Experts say internet access can boost education, employment and health outcomes for Aboriginal and Torres Strait Islander people.

Professor Peter Radoll - the University of Canberra's Dean of Aboriginal and Torres Strait Islander Leadership and Strategy and Professor of Information Technology – said in a recent address that Indigenous people were being kept out of digital learning.

Prof Radoll is challenging the idea that the Internet is a platform that transcends culture, suggesting that Aboriginal and Torres Strait Islanders face barriers to their online engagement.

“More than one in three Aboriginal and Torres Strait Islander people can't access an Internet connection at home, compared to just one in ten among the non-Indigenous community,” he said.

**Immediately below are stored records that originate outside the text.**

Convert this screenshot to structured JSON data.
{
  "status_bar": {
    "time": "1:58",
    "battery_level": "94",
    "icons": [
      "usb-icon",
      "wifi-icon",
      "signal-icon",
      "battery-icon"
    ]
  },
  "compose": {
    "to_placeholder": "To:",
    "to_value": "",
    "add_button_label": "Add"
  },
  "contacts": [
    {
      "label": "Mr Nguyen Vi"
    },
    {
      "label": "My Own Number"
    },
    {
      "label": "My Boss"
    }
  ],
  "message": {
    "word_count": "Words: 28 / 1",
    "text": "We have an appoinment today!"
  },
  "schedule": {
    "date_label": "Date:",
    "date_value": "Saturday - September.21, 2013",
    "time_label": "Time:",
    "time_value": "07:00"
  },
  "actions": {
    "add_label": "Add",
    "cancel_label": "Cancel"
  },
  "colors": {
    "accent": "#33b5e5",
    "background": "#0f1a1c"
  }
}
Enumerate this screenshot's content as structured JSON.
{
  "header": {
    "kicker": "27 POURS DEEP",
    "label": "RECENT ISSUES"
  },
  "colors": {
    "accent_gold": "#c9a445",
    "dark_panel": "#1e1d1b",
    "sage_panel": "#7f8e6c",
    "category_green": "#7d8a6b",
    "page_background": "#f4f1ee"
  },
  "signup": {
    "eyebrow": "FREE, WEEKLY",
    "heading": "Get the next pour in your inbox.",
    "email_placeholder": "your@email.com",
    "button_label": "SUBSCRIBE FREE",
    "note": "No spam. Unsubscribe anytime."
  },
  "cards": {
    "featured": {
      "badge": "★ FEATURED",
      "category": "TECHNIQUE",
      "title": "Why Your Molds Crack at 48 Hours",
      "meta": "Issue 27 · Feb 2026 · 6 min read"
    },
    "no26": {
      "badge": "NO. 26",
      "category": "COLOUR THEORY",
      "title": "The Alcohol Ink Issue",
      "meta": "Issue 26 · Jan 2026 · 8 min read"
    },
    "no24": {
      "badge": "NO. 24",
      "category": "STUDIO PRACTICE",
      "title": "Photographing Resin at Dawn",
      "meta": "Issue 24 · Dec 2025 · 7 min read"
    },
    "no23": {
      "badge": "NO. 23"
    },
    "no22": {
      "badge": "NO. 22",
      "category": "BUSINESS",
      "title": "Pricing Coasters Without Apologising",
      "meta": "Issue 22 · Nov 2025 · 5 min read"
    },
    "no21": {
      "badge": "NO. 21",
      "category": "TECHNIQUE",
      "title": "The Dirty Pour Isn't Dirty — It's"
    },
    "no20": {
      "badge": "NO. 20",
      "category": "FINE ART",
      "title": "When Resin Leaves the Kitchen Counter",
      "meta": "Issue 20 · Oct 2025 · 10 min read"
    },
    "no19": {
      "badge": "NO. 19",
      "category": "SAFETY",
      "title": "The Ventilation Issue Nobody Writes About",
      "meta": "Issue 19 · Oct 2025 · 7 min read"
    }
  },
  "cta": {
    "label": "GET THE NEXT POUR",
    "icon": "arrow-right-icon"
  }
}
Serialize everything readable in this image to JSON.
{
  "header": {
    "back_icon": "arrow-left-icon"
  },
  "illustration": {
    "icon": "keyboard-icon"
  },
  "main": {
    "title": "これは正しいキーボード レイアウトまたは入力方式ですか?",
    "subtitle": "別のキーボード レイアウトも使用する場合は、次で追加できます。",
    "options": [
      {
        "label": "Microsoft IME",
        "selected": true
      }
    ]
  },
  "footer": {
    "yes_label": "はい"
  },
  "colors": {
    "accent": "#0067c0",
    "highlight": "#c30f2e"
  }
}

Prof Radoll added that in remote communities, the figures are even starker, with less than 40 per cent of homes having an Internet connection, with cost and accessibility the main challenges.

“These figures are concerning because the Indigenous community could achieve great things through increased engagement through the online world, including closing the gap in education, employment and health outcomes,” he said.

“Being able to access education providers online ensures Aboriginal and Torres Strait Islanders are competing on a level playing field for jobs, and education and employment remain some of the most critical social determinants of good health.

“We need to address affordability and digital inclusion more broadly and then establish that the Internet fits into our culture and that we can have a presence on the web as well.

“When we see ourselves [Aboriginal and Torres Strait Islanders] reflected online then you'll see more people engaging with the technology and then beginning to reap these rewards,” he said.